LONDON - Nomura, the Japanese bank backing the £105 million ($NZ329m) purchase of London's blighted Millennium Dome, is so convinced it can make a success of the site that it plans a network of copies across Europe.
The Nomura-backed Dome Europe consortium agreed to buy the site in a deal clinched 11 days ago. It plans to continue many of the exhibitions, while adding new attractions, including an indoor adventure playground, a ride based on the children's classic Where The Wild Things Are and a Yellow Submarine adventure based on the Beatles film.
Nomura is expecting about 4 million visitors next year, well down on this year's disappointing total, but it believes that by 2004 more than 6 million people a year will come.

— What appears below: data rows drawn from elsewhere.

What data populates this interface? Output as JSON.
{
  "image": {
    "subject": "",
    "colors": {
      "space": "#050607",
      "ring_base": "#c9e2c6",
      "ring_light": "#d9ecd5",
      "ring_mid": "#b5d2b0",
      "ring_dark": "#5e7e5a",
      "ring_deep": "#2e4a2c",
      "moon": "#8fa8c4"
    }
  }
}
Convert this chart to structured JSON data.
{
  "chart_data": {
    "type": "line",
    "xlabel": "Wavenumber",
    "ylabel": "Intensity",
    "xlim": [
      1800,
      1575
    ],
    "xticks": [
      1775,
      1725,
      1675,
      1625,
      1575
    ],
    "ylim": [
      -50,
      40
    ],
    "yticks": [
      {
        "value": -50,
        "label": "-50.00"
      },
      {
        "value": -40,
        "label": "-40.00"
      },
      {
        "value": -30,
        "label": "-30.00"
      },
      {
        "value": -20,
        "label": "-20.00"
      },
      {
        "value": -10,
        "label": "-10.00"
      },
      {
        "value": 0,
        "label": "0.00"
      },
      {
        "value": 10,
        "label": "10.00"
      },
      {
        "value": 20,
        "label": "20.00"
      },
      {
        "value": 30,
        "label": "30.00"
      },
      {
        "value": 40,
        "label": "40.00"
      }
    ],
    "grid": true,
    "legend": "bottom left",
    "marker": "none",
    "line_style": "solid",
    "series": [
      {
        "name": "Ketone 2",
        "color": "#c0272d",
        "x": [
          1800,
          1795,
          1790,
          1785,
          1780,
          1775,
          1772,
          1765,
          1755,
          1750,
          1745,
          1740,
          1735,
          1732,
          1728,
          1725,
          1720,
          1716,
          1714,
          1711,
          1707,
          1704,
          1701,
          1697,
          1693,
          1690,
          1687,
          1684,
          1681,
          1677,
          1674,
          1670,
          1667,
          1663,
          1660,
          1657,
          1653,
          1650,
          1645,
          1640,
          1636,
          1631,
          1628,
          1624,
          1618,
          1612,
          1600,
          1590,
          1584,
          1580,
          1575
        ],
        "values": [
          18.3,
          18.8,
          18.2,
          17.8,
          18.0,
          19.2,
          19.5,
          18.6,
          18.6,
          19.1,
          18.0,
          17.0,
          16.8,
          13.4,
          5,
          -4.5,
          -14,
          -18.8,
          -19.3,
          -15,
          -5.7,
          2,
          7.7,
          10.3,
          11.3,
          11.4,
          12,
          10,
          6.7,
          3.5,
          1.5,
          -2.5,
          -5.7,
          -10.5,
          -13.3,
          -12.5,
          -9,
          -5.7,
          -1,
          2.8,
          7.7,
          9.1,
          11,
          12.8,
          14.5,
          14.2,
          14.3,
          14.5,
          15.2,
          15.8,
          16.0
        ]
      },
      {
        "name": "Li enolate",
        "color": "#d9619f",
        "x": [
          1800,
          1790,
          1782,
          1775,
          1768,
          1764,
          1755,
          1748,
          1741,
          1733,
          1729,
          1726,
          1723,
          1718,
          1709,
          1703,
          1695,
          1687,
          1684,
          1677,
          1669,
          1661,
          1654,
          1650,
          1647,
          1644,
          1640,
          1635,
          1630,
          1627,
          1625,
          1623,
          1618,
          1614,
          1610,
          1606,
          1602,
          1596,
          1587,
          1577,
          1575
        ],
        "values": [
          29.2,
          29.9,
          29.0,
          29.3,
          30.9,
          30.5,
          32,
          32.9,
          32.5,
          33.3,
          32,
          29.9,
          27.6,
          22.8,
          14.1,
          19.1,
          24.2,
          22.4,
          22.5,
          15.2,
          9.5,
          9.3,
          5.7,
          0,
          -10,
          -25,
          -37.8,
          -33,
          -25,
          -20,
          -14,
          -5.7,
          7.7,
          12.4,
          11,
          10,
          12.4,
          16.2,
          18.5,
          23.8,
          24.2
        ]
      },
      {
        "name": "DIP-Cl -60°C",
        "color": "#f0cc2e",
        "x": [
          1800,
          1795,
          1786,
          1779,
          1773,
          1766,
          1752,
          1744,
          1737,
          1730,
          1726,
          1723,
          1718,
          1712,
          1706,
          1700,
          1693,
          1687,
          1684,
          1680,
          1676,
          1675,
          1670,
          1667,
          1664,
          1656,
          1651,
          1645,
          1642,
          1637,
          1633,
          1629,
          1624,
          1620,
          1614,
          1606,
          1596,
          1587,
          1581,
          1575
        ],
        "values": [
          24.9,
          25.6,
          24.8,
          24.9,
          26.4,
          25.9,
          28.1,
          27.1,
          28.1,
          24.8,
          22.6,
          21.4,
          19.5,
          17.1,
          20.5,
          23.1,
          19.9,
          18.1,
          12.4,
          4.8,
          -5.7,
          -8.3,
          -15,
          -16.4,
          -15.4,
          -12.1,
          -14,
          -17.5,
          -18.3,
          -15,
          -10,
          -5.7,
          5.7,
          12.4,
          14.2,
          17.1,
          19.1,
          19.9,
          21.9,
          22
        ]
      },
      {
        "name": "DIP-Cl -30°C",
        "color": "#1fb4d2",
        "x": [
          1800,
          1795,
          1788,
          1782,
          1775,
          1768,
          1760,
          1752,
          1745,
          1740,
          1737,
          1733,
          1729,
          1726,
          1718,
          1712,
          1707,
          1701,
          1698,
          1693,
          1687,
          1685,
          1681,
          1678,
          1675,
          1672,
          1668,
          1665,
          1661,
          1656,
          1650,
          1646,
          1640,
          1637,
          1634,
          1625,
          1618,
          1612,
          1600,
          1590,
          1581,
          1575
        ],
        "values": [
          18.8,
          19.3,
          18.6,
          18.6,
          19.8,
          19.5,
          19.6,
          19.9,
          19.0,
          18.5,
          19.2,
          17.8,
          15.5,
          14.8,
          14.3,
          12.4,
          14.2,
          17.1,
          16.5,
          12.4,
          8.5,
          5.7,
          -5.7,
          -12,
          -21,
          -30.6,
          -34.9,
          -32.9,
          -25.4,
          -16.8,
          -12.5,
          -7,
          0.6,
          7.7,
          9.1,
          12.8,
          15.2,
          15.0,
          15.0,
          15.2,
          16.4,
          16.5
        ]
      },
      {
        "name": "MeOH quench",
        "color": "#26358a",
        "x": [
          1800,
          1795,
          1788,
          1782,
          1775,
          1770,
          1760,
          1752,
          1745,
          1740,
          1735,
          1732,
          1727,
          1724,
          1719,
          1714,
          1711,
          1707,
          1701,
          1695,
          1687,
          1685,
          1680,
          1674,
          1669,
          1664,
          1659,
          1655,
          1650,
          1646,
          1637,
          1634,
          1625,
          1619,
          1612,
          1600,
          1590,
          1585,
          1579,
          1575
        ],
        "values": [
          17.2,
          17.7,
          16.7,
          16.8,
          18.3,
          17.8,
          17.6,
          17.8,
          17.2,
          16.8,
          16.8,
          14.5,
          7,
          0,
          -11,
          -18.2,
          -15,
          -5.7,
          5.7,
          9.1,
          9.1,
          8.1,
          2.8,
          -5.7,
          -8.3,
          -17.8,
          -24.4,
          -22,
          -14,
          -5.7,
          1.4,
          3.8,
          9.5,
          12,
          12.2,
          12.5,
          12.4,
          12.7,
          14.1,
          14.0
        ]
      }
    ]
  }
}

The Japanese bank, whose hyperactive principal finance group is headed by Guy Hands, is so convinced that the project will work that it is making plans for more Domes in Europe.
Mr Hands believes similar large exhibitions will succeed in major cities on the Continent, such as Frankfurt, Madrid or Milan. He also thinks there may be room for one or two more Domes in Britain, with Manchester or Glasgow the most likely locations.
Nomura secured the Dome in a straight battle with Legacy, a group run by millionaire Labour supporter Robert Bourne, who wanted to build a technology park. Mr Bourne claims that he offered up to £50 million more than Nomura, but his was a revenue-sharing deal with no guarantees, while Nomura's was a cash offer.
Half of the £105 million Nomura paid is to go to the Millennium Commission, which funded the Dome. It has now agreed to lend £43 million of this to the New Millennium Experience Company, which runs the Dome, to cover its financial shortfalls.
The Government was so worried that the company might have to close the Dome early that it checked that Nomura would have no objection to an early closure. Nomura said it would not object, but it is understood that a sigh of relief has been emitted at Dome Europe, where it was felt that an early closure might harm attendance figures after Nomura takes charge.
The Dome deal is one of three high-profile transactions that Nomura has been involved in recently. Last week, it lost to Mapeley, the George Soros-backed consortium, in the £2 billion battle to take over the Inland Revenue's offices.
This week, it must decide whether to top the £526 million bid for Hyder, the Welsh multi-utility, tabled by Western Power Distributors, the US joint venture.